Owen's translation and Jakdan's are generally fairly close, aside from the re-phrasing that Jakdan had to undertake to use the en rhyme. Obviously textual differences lead to differences in translation, so Owen's swallows are "in the hall" but Jakdan's are "over the oars", and the seventh line is completely different.

There are a few interesting oddities about Jakdan's text that bear mentioning, and I'm not sure what they say about Jakdan's process of translation.

1. Clearly, from the Chinese text, the swallows should come and go flying. In Manchu they certainly go flying (deyenere), but instead of coming flying they "listen" (donjire). Is this donjire just a mistake for *deyenjire, "come flying"? Or is this an intentional play on words on Jakdan's part, to inject a new meaning into the translation that was not present in the original?

2. From the Chinese text, the swallows are above the oars (桨), but the word used in the Manchu text is one I have not been able to identify: daibu. I am not sure what the origin of this word is, so I am not entirely sure about the meaning.

3. In the Chinese text, the children of the village very clearly tap on needles to make fishhooks. In Jakdan's Manchu, this is a game (efin), but the word efin sounds a bit like a synonym for needle, ifin.

Thursday, August 10, 2017

Jakdan Remembers his Nephews

Jakdan wrote this note at the beginning of the first fascicle of Jabduha ucuri amtanggai baita. It gives you some insight into what it took to publish a Manchu book in early 19th century China.


kemuni gūnici, abkai fejergi-i baita, dembei mangga bime dule ja ningge bi seci, ja waka bime mangga akū ningge inu bi.Often, when I think that things in this world must reach the extremity of hardship before they become easy, they turn out not to be easy but not really so difficult either.

adarame seci, dembei manggangge tacin-i hūsun inu, ja wakangge, ulin-i hūsun inu juwe hacin gemu mangga bime, emu erinde yongkiyabuki seci, udu nokai ja ningge waka secibe, inu tere niyalma-i nashūn ucaran-i antaka be tuwara dabala.

For example, something that is exceedingly difficult is academic effort, and something that is not easy is having financial resources. But while each of these is difficult, and it is not at all easy to achieve them both simultaneously, consider the opportunity that it presents to a person.

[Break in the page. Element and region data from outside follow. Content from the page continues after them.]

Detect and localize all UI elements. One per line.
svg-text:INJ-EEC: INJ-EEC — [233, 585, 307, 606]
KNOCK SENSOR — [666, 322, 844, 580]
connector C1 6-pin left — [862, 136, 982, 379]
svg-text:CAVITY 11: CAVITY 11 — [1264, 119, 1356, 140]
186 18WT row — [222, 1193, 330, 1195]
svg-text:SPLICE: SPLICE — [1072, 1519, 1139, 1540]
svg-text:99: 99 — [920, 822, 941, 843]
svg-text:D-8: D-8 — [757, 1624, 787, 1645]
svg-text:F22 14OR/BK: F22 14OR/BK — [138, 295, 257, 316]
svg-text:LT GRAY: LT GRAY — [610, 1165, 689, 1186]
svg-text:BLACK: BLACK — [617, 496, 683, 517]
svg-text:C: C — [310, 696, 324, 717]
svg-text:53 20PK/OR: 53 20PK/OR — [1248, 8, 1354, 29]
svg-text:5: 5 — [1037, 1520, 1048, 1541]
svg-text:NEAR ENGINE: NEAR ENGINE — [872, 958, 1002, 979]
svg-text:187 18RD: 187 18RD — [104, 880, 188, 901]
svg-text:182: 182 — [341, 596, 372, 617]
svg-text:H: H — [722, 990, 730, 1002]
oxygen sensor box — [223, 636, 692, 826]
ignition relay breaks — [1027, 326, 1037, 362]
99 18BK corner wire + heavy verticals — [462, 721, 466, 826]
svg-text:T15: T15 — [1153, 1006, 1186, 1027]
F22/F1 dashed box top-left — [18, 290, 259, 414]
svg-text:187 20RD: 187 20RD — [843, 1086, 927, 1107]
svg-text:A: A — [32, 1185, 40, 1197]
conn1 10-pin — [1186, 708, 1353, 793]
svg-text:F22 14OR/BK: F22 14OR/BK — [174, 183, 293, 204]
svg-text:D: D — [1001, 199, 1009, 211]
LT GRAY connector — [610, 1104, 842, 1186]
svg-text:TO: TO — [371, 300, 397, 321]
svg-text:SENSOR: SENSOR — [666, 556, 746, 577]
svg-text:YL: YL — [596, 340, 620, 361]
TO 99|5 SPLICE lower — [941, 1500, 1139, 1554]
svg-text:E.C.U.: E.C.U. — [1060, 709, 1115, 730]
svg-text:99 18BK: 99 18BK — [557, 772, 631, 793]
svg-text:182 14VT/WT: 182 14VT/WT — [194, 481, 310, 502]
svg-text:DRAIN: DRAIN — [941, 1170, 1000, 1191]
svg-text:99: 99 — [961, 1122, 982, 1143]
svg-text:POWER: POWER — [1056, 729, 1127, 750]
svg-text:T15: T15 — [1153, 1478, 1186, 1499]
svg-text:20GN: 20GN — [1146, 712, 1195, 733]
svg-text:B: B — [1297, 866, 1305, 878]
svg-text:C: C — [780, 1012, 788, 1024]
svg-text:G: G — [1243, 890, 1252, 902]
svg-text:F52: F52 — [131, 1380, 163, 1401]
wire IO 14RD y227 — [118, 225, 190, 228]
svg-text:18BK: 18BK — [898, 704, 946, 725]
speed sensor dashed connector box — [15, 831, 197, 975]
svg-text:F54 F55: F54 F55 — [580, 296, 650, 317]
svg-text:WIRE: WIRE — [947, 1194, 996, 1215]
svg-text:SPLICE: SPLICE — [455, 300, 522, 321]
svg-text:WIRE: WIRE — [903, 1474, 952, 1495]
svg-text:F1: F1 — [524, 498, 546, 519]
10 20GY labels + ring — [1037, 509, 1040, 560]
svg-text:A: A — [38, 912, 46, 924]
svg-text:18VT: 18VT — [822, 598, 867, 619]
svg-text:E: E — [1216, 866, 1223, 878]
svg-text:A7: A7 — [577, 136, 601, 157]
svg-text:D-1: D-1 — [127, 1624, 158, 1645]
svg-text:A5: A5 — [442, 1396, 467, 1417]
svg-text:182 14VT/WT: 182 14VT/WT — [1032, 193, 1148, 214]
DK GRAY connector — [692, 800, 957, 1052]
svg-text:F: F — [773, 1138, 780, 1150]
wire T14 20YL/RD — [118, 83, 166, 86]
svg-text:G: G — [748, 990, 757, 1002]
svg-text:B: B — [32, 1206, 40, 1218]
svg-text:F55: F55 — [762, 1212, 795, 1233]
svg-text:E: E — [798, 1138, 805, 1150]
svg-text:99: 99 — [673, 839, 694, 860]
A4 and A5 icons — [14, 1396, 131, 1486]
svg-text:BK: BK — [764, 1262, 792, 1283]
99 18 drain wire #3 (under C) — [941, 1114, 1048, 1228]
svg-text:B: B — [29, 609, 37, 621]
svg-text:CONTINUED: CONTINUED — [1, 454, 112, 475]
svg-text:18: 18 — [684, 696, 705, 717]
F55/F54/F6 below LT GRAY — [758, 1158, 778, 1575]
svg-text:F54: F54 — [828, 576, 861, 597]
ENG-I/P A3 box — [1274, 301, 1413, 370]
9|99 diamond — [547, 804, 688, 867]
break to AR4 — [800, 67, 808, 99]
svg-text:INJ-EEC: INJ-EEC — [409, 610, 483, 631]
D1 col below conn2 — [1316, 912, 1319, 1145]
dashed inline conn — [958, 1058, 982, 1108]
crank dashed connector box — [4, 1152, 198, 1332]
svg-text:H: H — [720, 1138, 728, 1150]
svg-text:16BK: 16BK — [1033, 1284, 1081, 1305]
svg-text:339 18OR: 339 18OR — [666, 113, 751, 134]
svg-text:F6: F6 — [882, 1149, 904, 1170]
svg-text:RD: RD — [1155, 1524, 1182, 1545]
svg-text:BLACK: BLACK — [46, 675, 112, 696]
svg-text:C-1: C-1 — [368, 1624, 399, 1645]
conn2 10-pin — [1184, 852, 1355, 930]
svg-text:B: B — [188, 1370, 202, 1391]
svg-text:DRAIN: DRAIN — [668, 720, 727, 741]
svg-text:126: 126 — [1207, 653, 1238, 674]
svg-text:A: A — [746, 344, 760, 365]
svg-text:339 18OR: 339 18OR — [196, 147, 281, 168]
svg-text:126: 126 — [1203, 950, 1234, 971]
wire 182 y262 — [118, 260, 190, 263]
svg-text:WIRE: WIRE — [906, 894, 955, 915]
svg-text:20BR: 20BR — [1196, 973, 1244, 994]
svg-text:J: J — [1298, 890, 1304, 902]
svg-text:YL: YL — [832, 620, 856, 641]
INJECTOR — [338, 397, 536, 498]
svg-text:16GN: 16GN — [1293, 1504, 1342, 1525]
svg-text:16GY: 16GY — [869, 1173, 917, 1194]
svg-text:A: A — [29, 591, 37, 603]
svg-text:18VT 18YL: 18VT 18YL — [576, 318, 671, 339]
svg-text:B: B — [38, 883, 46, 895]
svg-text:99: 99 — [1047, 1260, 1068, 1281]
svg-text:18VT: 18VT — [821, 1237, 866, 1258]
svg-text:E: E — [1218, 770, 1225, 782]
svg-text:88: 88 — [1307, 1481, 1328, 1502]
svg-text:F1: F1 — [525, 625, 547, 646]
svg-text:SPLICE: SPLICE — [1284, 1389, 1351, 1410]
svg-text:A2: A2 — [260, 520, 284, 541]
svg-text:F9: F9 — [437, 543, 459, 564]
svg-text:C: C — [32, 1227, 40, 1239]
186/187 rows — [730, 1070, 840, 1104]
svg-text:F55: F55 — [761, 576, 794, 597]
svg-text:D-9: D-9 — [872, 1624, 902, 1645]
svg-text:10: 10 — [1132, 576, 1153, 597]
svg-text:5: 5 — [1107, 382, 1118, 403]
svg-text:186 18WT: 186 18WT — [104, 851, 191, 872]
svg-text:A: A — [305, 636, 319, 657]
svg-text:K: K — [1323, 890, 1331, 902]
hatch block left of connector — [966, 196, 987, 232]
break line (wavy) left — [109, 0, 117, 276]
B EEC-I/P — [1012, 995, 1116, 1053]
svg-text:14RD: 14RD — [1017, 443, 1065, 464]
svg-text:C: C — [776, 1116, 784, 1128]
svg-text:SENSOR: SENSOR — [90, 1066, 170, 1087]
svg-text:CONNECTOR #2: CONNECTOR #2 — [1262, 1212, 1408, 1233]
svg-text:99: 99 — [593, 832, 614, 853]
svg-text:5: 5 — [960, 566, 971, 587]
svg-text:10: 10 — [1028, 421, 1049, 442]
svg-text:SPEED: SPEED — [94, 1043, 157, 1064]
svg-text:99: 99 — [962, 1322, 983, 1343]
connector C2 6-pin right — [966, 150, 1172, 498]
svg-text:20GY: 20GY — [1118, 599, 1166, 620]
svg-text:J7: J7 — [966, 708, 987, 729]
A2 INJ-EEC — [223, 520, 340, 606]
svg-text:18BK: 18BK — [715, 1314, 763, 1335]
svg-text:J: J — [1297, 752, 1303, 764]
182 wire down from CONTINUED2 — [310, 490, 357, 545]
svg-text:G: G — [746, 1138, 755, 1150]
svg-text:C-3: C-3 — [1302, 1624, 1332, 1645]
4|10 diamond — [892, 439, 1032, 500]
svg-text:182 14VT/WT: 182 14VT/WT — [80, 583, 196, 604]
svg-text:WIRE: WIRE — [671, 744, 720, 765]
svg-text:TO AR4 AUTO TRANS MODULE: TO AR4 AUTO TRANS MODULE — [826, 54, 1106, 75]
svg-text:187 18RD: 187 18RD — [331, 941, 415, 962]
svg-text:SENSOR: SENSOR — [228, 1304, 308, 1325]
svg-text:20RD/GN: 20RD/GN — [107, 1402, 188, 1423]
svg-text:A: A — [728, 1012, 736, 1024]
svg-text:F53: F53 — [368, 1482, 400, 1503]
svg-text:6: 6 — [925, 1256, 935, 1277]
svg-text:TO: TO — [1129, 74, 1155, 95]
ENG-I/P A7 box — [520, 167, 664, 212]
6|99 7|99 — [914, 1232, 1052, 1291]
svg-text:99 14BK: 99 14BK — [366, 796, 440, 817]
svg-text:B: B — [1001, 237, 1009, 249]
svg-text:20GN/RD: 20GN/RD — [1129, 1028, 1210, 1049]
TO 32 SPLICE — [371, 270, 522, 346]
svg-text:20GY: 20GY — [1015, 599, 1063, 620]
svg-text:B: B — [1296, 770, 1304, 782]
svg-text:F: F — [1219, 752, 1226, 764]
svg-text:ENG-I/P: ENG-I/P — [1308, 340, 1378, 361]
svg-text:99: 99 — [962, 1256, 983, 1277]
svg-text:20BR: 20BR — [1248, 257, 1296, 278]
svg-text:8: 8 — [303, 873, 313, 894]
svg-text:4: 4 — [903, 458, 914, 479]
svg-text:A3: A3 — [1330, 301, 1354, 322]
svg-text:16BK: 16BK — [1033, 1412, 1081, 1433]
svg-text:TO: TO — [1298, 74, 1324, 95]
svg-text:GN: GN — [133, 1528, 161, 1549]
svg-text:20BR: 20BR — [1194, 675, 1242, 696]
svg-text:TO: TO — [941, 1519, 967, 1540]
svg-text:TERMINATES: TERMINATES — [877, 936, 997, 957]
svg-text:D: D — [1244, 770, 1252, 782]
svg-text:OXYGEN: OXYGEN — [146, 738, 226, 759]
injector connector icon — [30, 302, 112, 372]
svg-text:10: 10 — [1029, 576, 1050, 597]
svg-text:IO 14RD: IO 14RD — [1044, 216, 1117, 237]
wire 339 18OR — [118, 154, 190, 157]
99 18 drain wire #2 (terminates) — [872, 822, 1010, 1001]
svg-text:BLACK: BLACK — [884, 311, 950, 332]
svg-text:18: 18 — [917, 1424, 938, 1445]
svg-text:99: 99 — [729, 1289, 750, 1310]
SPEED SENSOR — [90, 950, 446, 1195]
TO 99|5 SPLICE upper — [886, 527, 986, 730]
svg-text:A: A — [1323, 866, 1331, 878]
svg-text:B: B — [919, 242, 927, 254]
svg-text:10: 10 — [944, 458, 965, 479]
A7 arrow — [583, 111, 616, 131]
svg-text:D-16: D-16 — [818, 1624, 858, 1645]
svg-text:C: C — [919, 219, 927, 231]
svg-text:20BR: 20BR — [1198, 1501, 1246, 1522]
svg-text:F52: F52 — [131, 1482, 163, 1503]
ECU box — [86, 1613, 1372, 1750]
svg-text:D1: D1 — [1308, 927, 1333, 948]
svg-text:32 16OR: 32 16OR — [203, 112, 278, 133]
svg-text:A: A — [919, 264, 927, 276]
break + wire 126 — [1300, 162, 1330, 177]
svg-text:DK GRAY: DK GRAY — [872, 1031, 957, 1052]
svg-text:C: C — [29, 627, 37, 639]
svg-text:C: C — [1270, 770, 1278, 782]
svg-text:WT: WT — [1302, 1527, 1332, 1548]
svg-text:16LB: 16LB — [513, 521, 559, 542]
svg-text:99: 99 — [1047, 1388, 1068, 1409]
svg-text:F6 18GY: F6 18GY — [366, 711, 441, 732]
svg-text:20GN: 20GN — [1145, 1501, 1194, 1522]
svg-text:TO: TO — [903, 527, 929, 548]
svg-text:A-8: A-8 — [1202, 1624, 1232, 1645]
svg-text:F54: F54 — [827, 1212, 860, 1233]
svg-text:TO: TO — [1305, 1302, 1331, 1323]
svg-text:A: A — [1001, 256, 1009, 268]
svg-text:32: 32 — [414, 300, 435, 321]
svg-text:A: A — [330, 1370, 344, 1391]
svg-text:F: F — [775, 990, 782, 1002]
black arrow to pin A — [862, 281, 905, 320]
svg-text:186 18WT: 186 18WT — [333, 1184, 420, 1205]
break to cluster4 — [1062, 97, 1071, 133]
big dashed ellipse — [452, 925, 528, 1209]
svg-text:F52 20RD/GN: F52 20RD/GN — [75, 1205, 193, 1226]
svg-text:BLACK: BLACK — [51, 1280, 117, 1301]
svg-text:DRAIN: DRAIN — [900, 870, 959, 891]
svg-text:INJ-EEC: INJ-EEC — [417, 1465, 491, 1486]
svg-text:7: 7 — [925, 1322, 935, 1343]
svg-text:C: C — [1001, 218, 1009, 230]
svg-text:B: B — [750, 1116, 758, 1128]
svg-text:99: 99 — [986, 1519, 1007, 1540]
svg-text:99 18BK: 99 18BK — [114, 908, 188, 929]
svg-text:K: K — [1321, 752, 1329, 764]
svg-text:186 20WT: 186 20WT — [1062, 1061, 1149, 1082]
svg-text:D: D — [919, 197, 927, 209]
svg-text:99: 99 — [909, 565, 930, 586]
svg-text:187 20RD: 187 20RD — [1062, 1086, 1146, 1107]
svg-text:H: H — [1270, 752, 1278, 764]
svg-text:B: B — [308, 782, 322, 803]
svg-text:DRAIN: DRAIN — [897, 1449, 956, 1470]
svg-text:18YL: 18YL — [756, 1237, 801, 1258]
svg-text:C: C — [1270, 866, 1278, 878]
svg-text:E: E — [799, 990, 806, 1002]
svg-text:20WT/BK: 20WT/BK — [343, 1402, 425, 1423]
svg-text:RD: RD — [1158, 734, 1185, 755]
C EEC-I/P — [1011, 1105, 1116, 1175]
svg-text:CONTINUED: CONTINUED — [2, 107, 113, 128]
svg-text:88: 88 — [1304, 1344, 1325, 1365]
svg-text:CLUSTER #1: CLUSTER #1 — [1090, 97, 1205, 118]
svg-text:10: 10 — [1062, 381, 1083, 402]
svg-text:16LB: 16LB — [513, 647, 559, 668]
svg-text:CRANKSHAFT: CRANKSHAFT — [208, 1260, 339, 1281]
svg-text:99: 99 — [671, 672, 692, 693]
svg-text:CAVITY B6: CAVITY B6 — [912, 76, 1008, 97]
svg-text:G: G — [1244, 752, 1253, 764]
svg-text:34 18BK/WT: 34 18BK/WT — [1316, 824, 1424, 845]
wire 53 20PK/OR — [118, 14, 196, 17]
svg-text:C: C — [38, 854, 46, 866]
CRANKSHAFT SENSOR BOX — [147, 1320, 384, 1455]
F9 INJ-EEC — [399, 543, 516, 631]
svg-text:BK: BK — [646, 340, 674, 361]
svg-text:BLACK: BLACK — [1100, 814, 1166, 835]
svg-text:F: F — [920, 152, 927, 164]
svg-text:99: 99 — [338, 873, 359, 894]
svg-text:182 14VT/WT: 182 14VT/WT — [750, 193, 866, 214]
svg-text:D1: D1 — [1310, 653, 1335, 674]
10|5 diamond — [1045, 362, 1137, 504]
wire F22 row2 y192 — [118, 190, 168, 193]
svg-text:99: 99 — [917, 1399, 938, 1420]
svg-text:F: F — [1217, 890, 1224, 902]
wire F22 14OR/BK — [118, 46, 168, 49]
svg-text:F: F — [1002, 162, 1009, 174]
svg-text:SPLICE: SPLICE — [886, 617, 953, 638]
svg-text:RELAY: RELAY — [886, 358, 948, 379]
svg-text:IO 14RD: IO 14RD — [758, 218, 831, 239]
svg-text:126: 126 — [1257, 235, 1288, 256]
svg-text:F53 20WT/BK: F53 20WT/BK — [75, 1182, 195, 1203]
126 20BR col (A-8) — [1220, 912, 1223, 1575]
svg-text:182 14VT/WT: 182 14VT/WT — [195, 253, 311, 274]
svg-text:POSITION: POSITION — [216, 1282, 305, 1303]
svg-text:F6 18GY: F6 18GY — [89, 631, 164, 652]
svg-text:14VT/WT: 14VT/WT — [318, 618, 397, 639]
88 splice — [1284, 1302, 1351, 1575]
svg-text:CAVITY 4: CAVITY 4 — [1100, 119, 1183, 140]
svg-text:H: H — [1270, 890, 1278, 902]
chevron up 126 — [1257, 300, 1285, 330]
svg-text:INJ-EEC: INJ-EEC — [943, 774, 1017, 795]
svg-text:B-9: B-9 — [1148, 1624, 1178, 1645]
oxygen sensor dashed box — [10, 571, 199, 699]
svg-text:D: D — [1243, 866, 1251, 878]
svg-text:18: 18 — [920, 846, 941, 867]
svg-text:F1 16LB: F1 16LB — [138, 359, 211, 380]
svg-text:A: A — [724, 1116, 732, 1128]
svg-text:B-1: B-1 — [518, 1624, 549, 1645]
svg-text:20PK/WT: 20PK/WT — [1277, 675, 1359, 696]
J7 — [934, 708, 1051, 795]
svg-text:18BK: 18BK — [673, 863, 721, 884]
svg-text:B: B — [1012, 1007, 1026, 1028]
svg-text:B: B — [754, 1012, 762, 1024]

mini beye tušan ci nakaha amala, jabšande KUN YA siyan šeng be ucarabufi, gūnin mujin uhei acabume, tuweri juwari seme giyalabun akū, lii lii ung ni julgei šu fiyelen be pileme oyonggo babe tucibuhe geren bithe be, ubaliyambufi acabume šanggafi, emgeri faksi de folobuha be tuwaci, maka dembei mangga bime dule ja ningge waka semeo?

After I myself retired, by good fortune I met Mr. Kun Ya (崑崖), and finding ourselves to be of like minds we worked winter and summer without a break, translating and compiling the texts identified as important classical works by Li Li Weng (李笠翁). We completed that, and once I saw [the printing blocks] carved by the craftsmen, I wondered, is this something that is extremely difficult but easy in the end?
te geli irgebun ucun juru gisun be, acabufi sarkiyame wajihabi.

Now again we have completed this draft compilation of poems, songs and couplets.
jing untuhun folome šuwaselara hūsun akū-i jalin jobošome(?) bisirede, mini banjiha jalahi jui sunglin ho ting, sungh'eo, yūn kiyoo, meimeni emte tanggū yan menggun be alibume jafafi, bithe foloro fayabun obuha be tuwaci, ere geli ja waka bime mangga akū ningge nikai!

Just as I was worrying about the fact that we lacked the resources to carve it for printing, my nephews Songlin He Ting (松林鶴汀), Songhe (松鶴) and Yun Qiao (雲翹) each put up a hundred taels of silver, and when the expenses for carving had been met, this again was not easy and yet without difficulty!
juwe manggangge emu erinde yongkiyaha be dahame, terei nashūn ucaran-i jabšan ohongge, yala antaka ni!

Since the two difficult things were accomplished simultaneously, the situation turned into a fortunate opportunity. How about that!
banjiha haji niyalma-i turgunde, ceni hoo hio sere yabun be burubuha be jenderakū ofi, tuttu iletuleme tucibufi ejehebi.I cannot bear to let the magnanimous actions of my dear relatives disappear without a trace, so in this way I have publicly commemorated them.